DOVER — At church last weekend, people asked Gary Parke what they should pray for.
Pray for cloud cover, the strawberry farmer told them, to keep the cold away from crops.
"We are on edge," said Parke, co-owner of Parkesdale Farms in eastern Hillsborough, "like the soldier that prepares for war and hopes for peace."
With 10 to 15 mph winds predicted along with temperatures dropping into the 20s, farmers are at war with the winds today.
When temperatures go below freezing, strawberry and citrus farmers pump groundwater over crops to keep plants at 32 degrees as water freezes into an icy, protective layer.
But this strategy works only with constant sprinkling — which isn't possible if the wind scatters the water.
Monday night was expected to be "one of those real scary nights," said Gary Wishnatzki, owner of Wishnatzki Farms in Plant City and the Wish Farms strawberry brand. "This could be one of our worst-case scenarios."
If farmers can't coat the plants evenly with water, they'll see black streaks in the fields where patches of plants have died. Or, the winds, if too strong, will cause plants to be pelted with ice when the water freezes in mid-air.
On Monday night, Wishnatzki said his managers considered not even attempting to water some of the younger strawberries.
"It's such a fine line between saving your fruit and damaging your plants," he said.
Losing blooms will set farmers back four to five weeks, Wishnatzki said. But damaging plants can affect production through March.
And harvests already have been low this year, farmers say, with last week's two-day freeze slowing fruits from ripening.
Gov. Charlie Crist declared a state of emergency Monday, temporarily lifting some transportation restrictions and allowing farmers to save some crops by harvesting as much as they can before the hard freeze.
Agricultural production nets $1.5 billion each year for Hillsborough County, according to the county's office of agriculture industry development.

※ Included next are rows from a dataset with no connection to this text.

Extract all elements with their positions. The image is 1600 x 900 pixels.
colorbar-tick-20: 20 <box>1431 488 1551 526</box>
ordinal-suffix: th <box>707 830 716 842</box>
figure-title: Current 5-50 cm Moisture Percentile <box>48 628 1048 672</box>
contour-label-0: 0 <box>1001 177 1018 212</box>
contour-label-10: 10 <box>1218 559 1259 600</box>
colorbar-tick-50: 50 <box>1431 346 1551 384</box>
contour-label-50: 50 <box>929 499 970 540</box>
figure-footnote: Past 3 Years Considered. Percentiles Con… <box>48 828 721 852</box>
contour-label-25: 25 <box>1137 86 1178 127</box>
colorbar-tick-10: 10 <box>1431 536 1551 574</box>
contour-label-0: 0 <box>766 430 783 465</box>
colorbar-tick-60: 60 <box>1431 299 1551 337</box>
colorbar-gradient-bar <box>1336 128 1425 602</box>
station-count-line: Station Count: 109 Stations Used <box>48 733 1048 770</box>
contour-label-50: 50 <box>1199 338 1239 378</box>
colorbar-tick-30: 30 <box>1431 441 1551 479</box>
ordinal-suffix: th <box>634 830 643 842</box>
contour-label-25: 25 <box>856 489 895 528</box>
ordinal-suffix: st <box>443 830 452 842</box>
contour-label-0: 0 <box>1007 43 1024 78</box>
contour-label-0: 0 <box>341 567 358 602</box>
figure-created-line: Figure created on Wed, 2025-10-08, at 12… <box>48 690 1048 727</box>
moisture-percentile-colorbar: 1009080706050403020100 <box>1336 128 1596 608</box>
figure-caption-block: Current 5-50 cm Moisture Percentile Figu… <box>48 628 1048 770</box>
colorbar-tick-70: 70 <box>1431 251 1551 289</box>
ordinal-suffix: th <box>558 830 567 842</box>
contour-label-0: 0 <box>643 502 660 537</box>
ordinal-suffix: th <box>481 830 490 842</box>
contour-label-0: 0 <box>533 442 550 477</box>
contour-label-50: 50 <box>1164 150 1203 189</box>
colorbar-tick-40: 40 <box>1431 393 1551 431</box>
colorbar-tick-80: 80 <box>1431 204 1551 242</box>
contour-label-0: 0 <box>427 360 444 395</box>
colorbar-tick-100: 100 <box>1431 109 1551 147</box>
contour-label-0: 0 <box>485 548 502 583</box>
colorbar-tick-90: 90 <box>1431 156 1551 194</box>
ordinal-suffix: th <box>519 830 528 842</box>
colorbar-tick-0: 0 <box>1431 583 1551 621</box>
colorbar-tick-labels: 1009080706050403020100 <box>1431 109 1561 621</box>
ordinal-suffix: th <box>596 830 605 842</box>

It's early enough for strawberries to rebound from December freezes, farmers say.
But for tropical fish farmer Art Rawlins in Lithia, the outlook seems bleaker.
Last week's two cold nights damaged both covered and uncovered ponds. Even though he pumps warmer well water over the ponds, there's little protection in this kind of cold.
This week, he didn't ship any feeder guppies — in contrast to his usual weekly shipment of 125 boxes, each holding 1,000 fish.
"It's not looking good," said Rawlins, president of the Florida Tropical Fish Farms Association.
During January's streak of cold days, he lost about 75 percent of his fish. He had to dip into reserves to pay his employees.
And this year?
"Here we go again," Rawlins said. "You work, work, work, work, work, and then there it goes."